Tweeted pictures and live streams now follow actual events at the speed of fibre optic, bouncing off the atmosphere before you can say fact check.

Is this Information Utopia at last? …well if only

The problem is, a free an impartial press does not serve the powers that be and there are a few of those, but it's OK the spin merchants and hatemongers have a secret weapon...us.

For the media to destroy our free source of global information is only needs to let us poison our well.

In short we need to stop sharing crap.

I am writing this article because real news has become Fake News and fake news has become alternative facts. We live in a world where spin and propaganda are the six o'clock news, a world where yesterday, the most powerful man in the world told us to regard any polls which show him in negative light as fake news.

Guys we need to get a grip on this and we need to do it soon.

So how do you spot a fake news story?

It's actually easy and here are seven tips to prevent the flow of crud.

1. Google it – Mad though it sounds, the simple act of typing the 'my husband is a cannibal' story into Google, is enough to separate the alternative facts from the facts. For deeper analysis use Snopes.

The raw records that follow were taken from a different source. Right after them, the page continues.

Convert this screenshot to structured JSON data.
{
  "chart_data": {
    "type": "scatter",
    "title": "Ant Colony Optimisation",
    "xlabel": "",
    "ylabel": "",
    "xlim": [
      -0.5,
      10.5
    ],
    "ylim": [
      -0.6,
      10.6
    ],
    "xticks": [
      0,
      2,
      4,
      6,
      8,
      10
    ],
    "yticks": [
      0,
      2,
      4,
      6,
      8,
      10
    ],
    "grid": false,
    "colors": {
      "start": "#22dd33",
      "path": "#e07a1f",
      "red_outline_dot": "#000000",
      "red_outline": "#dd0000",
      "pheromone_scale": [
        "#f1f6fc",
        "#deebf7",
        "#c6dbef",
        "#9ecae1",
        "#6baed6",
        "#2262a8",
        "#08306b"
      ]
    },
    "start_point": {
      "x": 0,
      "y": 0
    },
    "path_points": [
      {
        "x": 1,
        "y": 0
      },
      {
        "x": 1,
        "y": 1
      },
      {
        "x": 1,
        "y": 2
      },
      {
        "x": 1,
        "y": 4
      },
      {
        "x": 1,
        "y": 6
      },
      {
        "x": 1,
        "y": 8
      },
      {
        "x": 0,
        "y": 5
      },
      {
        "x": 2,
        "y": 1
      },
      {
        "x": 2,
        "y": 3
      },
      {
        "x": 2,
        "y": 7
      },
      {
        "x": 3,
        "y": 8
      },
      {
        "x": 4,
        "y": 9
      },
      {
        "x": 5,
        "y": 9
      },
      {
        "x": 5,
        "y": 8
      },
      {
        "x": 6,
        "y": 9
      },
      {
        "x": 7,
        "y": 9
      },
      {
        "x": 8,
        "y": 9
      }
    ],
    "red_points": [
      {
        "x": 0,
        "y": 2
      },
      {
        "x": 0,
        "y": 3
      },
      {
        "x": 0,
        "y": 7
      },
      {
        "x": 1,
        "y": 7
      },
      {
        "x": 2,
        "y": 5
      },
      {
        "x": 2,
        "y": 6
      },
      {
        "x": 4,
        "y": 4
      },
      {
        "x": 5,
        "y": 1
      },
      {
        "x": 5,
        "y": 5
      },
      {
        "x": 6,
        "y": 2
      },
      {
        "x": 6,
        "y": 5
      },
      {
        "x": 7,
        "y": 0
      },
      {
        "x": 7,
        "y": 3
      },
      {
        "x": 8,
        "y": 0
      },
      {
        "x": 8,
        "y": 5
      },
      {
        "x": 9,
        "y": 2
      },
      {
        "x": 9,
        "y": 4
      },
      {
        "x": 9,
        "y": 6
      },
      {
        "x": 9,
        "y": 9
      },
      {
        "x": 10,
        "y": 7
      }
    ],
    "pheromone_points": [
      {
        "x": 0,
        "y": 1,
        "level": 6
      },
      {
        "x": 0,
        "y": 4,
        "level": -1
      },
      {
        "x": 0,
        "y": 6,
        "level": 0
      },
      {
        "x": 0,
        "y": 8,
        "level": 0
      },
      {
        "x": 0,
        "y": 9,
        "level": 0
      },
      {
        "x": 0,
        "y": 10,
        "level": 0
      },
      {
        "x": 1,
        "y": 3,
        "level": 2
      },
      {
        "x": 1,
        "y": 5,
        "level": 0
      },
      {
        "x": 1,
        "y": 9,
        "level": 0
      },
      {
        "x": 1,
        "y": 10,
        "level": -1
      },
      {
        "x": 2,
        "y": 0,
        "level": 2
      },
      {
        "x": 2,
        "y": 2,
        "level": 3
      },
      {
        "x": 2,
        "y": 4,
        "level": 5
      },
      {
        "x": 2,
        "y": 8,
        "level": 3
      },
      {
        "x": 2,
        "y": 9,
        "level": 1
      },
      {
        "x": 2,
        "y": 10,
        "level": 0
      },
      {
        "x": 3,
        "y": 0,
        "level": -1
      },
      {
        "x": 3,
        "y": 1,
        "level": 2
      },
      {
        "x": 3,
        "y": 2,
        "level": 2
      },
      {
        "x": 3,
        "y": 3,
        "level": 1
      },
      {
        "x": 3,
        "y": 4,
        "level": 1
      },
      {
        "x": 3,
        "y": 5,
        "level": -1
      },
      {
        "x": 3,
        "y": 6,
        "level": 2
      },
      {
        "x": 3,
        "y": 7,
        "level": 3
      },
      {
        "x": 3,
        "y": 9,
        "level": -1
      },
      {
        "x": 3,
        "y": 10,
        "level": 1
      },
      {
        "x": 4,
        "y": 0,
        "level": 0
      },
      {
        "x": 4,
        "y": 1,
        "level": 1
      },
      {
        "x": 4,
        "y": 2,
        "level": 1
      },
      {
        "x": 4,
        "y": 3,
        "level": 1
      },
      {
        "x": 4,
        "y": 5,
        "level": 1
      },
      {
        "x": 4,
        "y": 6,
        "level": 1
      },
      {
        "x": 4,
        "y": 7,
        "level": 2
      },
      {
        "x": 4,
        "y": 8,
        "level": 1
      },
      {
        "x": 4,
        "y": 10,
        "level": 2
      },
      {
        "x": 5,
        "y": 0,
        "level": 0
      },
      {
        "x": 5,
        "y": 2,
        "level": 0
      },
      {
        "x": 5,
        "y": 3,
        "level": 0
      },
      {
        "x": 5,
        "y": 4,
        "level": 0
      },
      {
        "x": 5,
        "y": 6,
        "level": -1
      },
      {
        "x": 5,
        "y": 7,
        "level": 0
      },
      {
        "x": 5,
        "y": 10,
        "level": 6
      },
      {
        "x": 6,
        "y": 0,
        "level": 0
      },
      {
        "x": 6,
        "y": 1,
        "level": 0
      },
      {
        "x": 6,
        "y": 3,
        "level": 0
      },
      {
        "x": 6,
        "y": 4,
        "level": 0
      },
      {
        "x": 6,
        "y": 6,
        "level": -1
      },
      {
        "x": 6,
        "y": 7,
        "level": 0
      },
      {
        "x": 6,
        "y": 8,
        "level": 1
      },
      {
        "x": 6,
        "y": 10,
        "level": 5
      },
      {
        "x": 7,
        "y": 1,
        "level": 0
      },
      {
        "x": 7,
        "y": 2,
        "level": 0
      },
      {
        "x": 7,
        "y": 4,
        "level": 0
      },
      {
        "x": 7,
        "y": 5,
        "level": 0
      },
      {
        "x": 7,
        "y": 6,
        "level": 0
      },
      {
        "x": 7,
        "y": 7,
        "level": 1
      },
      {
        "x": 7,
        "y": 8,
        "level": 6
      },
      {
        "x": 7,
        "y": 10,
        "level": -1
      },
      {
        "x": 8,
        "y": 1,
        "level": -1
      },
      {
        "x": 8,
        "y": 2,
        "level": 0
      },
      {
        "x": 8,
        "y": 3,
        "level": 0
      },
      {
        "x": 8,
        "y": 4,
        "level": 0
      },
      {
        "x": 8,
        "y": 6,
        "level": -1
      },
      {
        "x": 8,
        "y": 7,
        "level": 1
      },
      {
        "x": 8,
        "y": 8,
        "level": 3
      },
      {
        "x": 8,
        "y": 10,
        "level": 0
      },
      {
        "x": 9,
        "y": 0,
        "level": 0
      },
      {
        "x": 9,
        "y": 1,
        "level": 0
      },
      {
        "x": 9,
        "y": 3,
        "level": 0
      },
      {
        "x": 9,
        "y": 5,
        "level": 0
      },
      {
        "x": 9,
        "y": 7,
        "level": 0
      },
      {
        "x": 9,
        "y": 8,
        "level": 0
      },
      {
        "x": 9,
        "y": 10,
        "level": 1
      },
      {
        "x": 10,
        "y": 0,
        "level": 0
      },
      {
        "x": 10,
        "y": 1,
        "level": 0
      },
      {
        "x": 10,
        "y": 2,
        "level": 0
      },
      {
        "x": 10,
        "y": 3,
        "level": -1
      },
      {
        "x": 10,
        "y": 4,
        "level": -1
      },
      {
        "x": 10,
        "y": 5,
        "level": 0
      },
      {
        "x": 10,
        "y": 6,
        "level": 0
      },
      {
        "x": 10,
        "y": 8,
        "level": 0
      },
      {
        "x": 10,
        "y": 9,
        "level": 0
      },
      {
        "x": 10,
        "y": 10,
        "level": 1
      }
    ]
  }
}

2. Check the date and location – This year we’ve seen '60s Woodstock festival footage masquerading as pipeline protests from the summer and President Trump's media team have been caught posting the former administration's pictures of his inauguration as their own. We've been around for a long time us humans and if you spend enough time digging, you can find images to suit any headline or pretty much any idea.

3. The devil's in the details – Be careful of sensational headlines with opaque details. If there really has been an atrocity then there will be data. If the story suggests - ‘a man from a village was eaten by ISIS,'- then move along. There is enough horror in the world without people making it up. President Trump, to name but one, needs people to be afraid of groups like ISIS and by spreading these awful tales you are only helping him and others like him.

When terrible things happen, and sadly they do, records will exist. Name, age, sex and location or it didn’t happen.

4. Check the source – It's not always easy, anyone can own a domain name and stick up a slick news site and the state of the world's press makes them capable of just about anything. Try to cross reference the story. Not everyone will have bought it, so even if the BBC was stupid enough to publish it, Channel four or the Guardian might have had some reservation. When in doubt, do a deeper Google dig and see if you can find a pattern.

5. Look for bias. - It's highly unlikely that a website called Christian News is going to do a big feature on New York Gay Pride, well at least not one you'd want to share.

But then you wouldn't expect Mother Jones to say any thing nice about P45 Donald J Trump.

6. Look for typos and grammar issues - Journalists are not infallible, but they should be able to string a sentence together. If a piece is full of errors, then it's unlikely to have passed the eyes of an editor.

7. Commonsense is king – We've all got built in bulls*it detectors. If something is worrying you about a story, then go with your gut and apply steps 1- 6 until you separate fact from the fiction.